SettingThe increase of multidrug and extensively drug resistant Mycobacterium tuberculosis strains turns the search for new tuberculosis (TB) treatment options of paramount importance. ObjectiveIn this sense, the present study evaluates the in vitro activity of isoniazid (INH)/rifampicin (RIF)/levofloxacin (LVX) and INH/RIF/linezolid (LNZ) combinations in resistant M. tuberculosis. DesignThe activities of the combinations were evaluated with M. tuberculosis H37Rv, susceptible and 10 resistant clinical isolates by three-dimensional checkerboard. LVX and LNZ were used as the third drug at fixed ½ and ¼ minimum inhibitory concentration (MIC).

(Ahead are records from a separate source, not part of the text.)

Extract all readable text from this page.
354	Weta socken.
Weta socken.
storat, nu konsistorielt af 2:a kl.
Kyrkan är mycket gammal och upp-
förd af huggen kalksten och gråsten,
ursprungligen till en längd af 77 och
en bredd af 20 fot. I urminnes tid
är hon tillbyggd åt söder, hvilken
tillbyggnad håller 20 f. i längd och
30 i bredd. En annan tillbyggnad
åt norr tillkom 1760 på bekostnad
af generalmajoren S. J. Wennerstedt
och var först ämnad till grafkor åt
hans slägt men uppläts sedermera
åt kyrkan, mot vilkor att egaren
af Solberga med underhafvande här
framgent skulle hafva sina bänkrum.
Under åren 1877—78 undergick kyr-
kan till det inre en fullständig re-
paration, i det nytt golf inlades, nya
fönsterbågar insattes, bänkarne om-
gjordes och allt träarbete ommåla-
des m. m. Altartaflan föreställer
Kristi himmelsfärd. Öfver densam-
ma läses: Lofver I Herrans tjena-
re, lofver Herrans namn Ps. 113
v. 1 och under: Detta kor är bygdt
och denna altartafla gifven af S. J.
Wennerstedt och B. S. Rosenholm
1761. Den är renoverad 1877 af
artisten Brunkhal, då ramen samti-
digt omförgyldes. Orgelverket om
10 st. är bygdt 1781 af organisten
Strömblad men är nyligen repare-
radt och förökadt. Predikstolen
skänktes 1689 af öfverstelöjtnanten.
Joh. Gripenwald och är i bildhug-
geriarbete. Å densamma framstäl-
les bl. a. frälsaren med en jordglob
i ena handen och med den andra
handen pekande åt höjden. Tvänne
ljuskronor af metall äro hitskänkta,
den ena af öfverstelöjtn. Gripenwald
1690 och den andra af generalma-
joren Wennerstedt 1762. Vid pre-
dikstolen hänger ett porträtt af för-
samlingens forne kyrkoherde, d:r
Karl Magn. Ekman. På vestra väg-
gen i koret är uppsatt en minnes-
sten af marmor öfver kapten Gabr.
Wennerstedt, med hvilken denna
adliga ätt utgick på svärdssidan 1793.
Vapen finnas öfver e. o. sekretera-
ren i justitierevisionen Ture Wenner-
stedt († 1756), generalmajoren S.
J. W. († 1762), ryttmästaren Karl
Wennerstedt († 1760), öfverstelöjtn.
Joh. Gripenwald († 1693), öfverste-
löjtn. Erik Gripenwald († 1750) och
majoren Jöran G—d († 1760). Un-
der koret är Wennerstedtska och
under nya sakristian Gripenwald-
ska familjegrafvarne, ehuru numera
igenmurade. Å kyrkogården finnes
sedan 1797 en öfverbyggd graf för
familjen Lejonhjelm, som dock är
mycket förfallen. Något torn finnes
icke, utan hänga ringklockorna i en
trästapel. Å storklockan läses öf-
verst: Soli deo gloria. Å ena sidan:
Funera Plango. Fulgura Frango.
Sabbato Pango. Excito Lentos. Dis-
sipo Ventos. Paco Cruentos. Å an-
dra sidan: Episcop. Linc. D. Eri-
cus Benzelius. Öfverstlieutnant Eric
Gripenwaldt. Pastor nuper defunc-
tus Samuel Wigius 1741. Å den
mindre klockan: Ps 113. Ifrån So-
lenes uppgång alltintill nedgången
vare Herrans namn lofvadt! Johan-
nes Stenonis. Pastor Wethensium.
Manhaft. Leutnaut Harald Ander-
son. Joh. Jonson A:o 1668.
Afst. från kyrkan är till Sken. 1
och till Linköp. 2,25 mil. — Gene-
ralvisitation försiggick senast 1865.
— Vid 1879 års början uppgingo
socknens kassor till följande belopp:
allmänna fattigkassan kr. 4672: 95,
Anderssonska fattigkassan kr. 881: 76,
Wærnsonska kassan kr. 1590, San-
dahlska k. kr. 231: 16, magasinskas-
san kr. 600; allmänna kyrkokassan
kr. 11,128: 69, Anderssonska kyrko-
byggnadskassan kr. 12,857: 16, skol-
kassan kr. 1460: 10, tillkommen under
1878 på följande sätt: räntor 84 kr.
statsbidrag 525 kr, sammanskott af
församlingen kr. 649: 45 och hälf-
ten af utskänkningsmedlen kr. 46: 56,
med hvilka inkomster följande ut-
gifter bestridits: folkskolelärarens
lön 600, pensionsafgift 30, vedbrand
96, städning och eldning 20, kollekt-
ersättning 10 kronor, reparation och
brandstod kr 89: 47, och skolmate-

INH and RIF were tested at concentrations ranging from 0.0009 μg/mL to 50 μg/mL and 0.0009 μg/mL to 800 μg/mL, respectively. The combinatorial effects were determined by the Fractional Inhibitory Concentration Index (FICI). FICI values ≤ 0.75, 0.75–4 and ≥4 were considered as synergism, indifferent and antagonism, respectively. ResultsMIC ranged from 0.03 - 6.25 μg/mL for INH, 0.008–100 μg/mL for RIF, 0.12–0.25 μg/mL for LVX and 0.25–0.5 μg/mL for LNZ in the H37Rv and all clinical isolates. INH/RIF/LVX and INH/RIF/LNZ synergisms were observed in 40 and 50% of the resistant M. tuberculosis clinical isolates and better observed for INH and RIF combined to LVX or LNZ at ¼ MIC. ConclusionThe present study calls attention for the potential use of INH/RIF/LVX and INH/RIF/LNZ combinations in the treatment of resistant TB.